Airports need behaviour screening: security expert

Posted by admin on Jan 7th, 2010

Thursday, January 7, 2010 CBC News

Training airport officials to examine a passenger’s body language and behaviour could help identify potential threats that other high-tech screening methods might miss, says a Canadian security expert. Arne Kislenko, an professor of international relations at the University of Toronto and a former senior security officer at Lester B. Pearson Airport in Toronto, believes airport security staff shouldn’t rely solely on screening technology like the new full-body scanners. The machines, which cost $250,000 each, are able to see through clothing and allow a screening officer to see whether someone is carrying explosives or other dangerous items.

The federal government has ordered scanners to be installed in Vancouver, Calgary, Edmonton, Winnipeg, Toronto, Ottawa, Montreal and Halifax.

But individuals determined to hijack or bomb a plane will find a way around the system, Kislenko said.

“[The terrorists are] very advanced,” he told CBC News. “Everything from shoe bombs to liquid pens that can ignite.”

The federal government appears to agree with Kislenko that “behaviour detection officers” are needed. Transport Minister John Baird recently announced that in addition to buying scanners, the government would soon issue a proposal to develop a behaviour observation program.

Kislenko said behaviour observation is based on techniques developed by Israeli airport security experts. As a longtime target for terrorism, Israel’s airline security is known for being extremely scrutinizing.

Israeli airport officials are trained to visually scan passengers’ faces for warning signs, such as nervous tics or excessive sweating. Those deemed suspicious are then subject to further questioning and possibly a search.
Other agencies, airports use behaviour observation

Some Canadian agencies, including Citizenship and Immigration Canada, the RCMP, and transit special constables, already have similar programs in place.

Other countries have incorporated behaviour observation into their airport security programs.

The U.S. has a Screening Passengers by Observation Techniques program, or SPOT, which has trained more than 3,000 agents and placed them in 161 airports since being launched in 2004.

British airport authorities constantly monitor closed circuit television cameras looking for strange behaviour like wandering or sudden running.

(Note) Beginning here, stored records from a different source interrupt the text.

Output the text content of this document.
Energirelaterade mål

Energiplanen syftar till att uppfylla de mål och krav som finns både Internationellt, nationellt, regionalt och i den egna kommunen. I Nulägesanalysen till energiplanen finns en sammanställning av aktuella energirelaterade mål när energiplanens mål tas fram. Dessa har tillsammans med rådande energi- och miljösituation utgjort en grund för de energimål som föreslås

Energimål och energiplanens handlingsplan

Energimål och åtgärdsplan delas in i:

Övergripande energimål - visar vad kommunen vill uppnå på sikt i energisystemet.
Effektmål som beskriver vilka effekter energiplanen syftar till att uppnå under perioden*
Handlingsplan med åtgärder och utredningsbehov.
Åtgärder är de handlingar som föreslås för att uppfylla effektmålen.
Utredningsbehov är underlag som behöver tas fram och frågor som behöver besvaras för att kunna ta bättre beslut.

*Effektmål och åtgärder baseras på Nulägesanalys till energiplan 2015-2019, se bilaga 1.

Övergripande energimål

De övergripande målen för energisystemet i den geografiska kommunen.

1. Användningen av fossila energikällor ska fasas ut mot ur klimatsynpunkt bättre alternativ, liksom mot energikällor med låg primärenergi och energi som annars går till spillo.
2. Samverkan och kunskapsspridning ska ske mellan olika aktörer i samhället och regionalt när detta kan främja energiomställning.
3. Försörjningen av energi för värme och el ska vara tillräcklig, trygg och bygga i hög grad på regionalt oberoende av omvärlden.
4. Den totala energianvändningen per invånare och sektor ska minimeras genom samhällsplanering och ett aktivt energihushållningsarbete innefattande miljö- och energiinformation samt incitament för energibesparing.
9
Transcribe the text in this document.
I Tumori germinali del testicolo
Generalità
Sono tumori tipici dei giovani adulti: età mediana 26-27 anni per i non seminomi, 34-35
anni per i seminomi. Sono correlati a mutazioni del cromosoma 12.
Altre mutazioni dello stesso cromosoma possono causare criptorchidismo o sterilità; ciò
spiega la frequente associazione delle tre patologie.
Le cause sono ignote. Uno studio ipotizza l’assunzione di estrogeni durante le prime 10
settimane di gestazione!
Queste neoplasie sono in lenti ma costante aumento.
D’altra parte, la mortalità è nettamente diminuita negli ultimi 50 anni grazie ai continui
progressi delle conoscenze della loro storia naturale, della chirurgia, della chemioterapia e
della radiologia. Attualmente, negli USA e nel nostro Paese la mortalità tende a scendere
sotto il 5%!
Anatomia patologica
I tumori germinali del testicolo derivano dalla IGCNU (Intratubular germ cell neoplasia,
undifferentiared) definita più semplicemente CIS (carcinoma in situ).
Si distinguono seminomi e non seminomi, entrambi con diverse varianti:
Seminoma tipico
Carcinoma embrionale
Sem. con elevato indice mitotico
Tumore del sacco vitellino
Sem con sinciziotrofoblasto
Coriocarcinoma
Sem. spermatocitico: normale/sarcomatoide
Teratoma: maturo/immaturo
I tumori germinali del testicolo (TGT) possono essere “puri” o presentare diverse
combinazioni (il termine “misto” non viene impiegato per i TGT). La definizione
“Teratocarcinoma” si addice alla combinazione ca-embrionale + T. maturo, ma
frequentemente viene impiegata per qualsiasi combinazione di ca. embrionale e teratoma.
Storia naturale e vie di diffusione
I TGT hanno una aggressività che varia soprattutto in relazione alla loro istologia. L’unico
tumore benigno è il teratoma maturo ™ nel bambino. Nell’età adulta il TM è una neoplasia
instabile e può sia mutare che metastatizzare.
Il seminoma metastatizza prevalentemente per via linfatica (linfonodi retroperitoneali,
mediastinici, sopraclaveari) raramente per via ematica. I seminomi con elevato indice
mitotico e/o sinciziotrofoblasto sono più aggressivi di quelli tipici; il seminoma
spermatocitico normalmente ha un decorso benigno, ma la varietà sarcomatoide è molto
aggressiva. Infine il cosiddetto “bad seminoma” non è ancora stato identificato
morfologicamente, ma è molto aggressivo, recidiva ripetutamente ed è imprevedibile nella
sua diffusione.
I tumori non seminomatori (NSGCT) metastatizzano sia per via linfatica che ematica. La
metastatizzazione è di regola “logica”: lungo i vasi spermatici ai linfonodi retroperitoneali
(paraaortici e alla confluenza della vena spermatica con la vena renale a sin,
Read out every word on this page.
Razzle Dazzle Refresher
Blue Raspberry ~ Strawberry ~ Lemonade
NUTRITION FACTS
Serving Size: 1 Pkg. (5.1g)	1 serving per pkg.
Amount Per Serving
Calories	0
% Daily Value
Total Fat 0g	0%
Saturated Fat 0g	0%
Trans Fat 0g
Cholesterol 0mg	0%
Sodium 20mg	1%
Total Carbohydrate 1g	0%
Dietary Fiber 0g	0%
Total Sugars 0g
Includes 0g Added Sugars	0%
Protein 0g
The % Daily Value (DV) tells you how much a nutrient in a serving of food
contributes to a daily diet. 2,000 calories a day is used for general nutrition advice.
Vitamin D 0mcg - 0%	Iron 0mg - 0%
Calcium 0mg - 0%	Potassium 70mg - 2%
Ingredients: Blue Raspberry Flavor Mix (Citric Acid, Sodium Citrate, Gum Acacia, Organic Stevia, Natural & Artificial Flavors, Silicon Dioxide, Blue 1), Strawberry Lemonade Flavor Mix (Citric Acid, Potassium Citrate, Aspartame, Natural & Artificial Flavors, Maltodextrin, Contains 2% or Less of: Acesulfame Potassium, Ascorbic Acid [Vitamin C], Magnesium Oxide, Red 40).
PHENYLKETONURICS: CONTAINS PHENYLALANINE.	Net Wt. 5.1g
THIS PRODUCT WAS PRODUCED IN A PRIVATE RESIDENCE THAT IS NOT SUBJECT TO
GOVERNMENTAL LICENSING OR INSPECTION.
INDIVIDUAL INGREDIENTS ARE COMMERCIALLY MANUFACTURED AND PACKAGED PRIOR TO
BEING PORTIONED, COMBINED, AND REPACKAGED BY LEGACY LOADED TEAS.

They have also been investing more in high-tech biometric cameras that can track facial characteristics and even body temperature.

Security experts in support of behaviour observation and full-body scanners say they help shore up a weakness in North American airport security commonly pointed out by Israeli officials — that the North American approach devotes too much time to screening people equally instead of singling out the few passengers who could be potential threats.

But some Canadians have expressed concerns about how new security technologies and techniques will affect their privacy.

Canadian Civil Liberties Association general counsel Natalie Des Rosiers said she had concerns about the behavioural screening plan, which she says could be used to single out certain groups for racial profiling.

“These kind of checklists also pick up people who are nervous for a whole range of reasons that have nothing to do with the flight,” said David Murakami Wood, a security specialist and sociology professor at Queen’s University in Kingston, Ont.

The focus on increasing security measures stems from the failed attempt by a man to set off a bomb on a flight from Amsterdam to Detroit on Christmas Day.